I finally made this important connection. As soon as I recognized this young sub-personality and realized everything she’s been through, I burst into tears. This third-grader was being forced to perform all over again, her creative merits being judged by so-called authorities. And on top of that, she wasn’t just expected to do it well, but do it with feeling!
Instead of beating myself up for the resistance to writing, I was finally able to feel compassion for the person who was scared and hurt. I saw that the mean things the voices said about my writing were things you’d never say to a child. Things like, “What makes you think you have anything to say?” It’s no mystery that hearing these awful things would make a person not want to write.
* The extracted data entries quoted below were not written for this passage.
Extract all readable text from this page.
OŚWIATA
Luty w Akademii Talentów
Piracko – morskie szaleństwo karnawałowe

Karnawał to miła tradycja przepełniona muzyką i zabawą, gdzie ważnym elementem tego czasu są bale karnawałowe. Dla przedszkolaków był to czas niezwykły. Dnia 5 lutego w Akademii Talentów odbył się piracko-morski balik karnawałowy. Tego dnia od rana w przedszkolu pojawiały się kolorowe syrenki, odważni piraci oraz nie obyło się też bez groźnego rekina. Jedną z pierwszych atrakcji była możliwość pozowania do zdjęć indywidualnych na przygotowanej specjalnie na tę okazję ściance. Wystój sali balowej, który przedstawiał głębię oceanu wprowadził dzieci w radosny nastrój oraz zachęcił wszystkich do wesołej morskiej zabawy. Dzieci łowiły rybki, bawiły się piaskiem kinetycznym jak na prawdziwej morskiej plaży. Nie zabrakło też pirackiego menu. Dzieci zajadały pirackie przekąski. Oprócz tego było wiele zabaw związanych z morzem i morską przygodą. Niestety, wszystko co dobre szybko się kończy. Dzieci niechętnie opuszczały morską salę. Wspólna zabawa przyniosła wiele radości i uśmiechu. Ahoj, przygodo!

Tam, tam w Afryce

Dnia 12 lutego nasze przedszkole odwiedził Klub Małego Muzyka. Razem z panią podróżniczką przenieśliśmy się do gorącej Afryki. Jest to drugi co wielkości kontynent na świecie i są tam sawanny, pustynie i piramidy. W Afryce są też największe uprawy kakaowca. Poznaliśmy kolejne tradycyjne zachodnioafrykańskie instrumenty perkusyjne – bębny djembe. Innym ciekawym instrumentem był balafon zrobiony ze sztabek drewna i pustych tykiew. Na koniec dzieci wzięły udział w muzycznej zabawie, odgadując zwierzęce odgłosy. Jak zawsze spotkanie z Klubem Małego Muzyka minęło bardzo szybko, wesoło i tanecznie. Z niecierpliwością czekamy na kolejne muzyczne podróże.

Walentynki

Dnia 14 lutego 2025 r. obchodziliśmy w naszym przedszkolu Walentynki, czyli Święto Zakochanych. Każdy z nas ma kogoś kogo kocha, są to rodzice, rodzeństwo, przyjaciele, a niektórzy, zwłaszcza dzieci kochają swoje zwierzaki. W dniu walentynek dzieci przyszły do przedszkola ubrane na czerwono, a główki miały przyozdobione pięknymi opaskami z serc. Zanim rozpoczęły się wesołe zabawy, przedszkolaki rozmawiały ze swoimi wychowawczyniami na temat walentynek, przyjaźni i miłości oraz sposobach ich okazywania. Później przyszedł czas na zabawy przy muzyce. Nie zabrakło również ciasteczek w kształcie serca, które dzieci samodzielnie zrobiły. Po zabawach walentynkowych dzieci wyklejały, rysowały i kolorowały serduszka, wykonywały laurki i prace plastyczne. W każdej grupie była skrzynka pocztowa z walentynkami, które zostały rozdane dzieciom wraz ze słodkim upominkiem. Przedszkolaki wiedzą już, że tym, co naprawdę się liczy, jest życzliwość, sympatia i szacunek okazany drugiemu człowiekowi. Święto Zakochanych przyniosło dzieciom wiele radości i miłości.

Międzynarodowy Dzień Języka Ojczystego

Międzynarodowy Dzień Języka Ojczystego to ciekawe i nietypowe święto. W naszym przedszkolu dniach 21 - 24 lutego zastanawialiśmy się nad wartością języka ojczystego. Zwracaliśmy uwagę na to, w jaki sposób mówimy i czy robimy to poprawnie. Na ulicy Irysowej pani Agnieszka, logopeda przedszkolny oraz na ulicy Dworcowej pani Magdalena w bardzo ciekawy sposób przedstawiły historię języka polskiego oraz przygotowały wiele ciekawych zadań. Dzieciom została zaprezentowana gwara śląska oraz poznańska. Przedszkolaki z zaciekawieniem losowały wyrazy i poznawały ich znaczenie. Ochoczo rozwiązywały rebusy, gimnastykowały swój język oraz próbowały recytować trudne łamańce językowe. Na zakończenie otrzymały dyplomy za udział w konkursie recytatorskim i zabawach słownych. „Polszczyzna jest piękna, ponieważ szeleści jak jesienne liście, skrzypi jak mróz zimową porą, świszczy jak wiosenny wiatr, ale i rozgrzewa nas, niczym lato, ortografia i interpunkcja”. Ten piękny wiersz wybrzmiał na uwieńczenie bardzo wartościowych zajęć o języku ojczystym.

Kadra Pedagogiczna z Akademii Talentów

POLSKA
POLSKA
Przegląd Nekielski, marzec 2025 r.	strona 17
I promised the third-grader that I would never force her to perform again. She’s a creative person and has needs, and those needs aren’t met by my job. So, when she wants to sew or cook or plan theme parties or do whatever is going to nurture her, I will support that instead of letting the voices say, “You’ve had enough fun. Time to get back to work.”
(By the way, my husband pointed out that any voice that says, “You’ve had enough fun,” is not the voice of a friend.)
And the job — well, I still need to work. But maybe not in a creative job. Maybe it’s okay to try something else, without having to define myself as a creative person through my work. And while the adult me is earning a paycheck, the third-grader can just be a kid and have fun and not worry about anything at all.